PHOTO FILE: A woman works in a workshop weaving plastic woven materials for product packaging in Suqian, Jiangsu Province, China, on July 13, 2019. REUTERS / Stringer

China's industrial profits have declined since the second half of 2018, due to the slowing economy and the intensification of the US-China trade conflict. Many industrial companies have postponed their decisions and cut back on investment in the manufacturing sector.

Economic growth in the second quarter slowed to a 30-year low.

Industrial profits fell 3.1 percent in June from the previous year to 601.9 billion yuan (87.5 billion US dollars), according to data released on Saturday. the National Bureau of Statistics (NBS), after gaining 1.1% in May.

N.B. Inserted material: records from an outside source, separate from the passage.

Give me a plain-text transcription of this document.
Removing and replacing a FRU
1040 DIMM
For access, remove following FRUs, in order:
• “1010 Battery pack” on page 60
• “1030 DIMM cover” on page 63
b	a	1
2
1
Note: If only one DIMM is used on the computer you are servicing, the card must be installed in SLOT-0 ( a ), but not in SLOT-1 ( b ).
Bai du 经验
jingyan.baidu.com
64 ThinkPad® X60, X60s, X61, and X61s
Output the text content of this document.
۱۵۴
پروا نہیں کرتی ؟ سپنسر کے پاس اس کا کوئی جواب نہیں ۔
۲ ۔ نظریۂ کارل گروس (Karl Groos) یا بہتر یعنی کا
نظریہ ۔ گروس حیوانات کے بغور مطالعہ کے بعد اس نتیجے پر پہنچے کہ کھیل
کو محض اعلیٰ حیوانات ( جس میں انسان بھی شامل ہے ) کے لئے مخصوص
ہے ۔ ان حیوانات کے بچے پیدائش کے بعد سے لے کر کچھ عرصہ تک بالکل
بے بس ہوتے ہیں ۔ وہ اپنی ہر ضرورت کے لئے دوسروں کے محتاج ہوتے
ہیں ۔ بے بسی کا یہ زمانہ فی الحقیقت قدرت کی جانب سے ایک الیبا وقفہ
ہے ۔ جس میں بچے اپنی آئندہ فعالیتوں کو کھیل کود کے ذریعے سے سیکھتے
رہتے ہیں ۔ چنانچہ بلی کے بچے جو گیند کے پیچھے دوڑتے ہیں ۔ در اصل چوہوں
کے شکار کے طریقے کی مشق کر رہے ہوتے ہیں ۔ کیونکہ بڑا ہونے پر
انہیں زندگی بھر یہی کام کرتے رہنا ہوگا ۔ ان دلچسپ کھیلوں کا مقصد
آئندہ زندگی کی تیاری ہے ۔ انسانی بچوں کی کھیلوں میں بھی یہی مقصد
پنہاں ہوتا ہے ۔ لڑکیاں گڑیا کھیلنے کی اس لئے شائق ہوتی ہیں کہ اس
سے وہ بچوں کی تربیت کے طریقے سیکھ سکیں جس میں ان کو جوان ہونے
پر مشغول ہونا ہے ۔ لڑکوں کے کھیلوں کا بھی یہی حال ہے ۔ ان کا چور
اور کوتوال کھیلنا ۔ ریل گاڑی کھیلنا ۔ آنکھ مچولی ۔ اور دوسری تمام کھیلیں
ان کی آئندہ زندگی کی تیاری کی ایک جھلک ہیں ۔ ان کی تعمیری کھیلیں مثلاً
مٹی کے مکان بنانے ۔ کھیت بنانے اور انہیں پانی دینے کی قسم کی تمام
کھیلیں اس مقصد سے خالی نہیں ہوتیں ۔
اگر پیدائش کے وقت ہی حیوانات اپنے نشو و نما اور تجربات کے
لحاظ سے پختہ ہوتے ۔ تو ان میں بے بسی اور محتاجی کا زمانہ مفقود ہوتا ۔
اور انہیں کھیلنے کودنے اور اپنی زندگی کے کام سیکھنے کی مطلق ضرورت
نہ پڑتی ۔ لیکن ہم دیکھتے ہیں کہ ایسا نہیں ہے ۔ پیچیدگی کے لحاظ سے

In the first six months, industrial enterprises posted profits of 2.98 billion yuan, down 2.4% from the previous year, compared with a 2.3% decline in January. may.

The decline in profits in the first half is attributable to lower profits in the auto, oil and steel processing industries, said Zhu Hong, of the statistics bureau, in an accompanying statement. the data.

Producer price inflation, an indicator of industrial profitability, was reduced to zero in June compared to the previous year, reviving concerns about deflation, which could prompt the authorities to take more aggressive stimulus.

US and Chinese negotiators will meet for the first time since their presidents, Donald Trump and Xi Jinping, agreed in late June to restart talks to end the one-year trade war.

Governments of the world's largest economies have levied billions of dollars in tariffs on their respective imports, disrupting global supply chains and disrupting financial markets in China's trade dispute with the rest of the world .

The month of June marked the first full month of US tariff increases on the $ 200 billion worth of Chinese goods, which the United States imposed after the break-up of trade negotiations. Exports and imports fell.

DIVERGENT FORTUNES

Saturday's data showed that profits from the building materials and machinery industries helped mitigate the decline in overall profits in the first half of the year, likely due to higher public spending on infrastructure, which supported some companies such as railway equipment manufacturers, miners and metal producers.

Sany Heavy Industry Co Ltd. announced this month that it expects first-half earnings growth of 91.8% -106.6% over the previous year.

However, the profits of manufacturers of telecommunications equipment and electronic equipment, which are more vulnerable to US tariffs than other product clbades, decreased by 7.9% in January-June.

The most traded iron ore contract on the Dalian Commodity Exchange rose 16.4% in June, weighing on steel sector profits.

According to the Bureau of Statistics, profits of Chinese industrial enterprises decreased by 8.7% on an annual basis for the first six months of the year.

Liabilities for industrial enterprises increased by 5.6% at the end of June, compared to 5.3% at the end of May.

Private sector profits rose 6.0% in January-June, down from 6.6% in the first five months.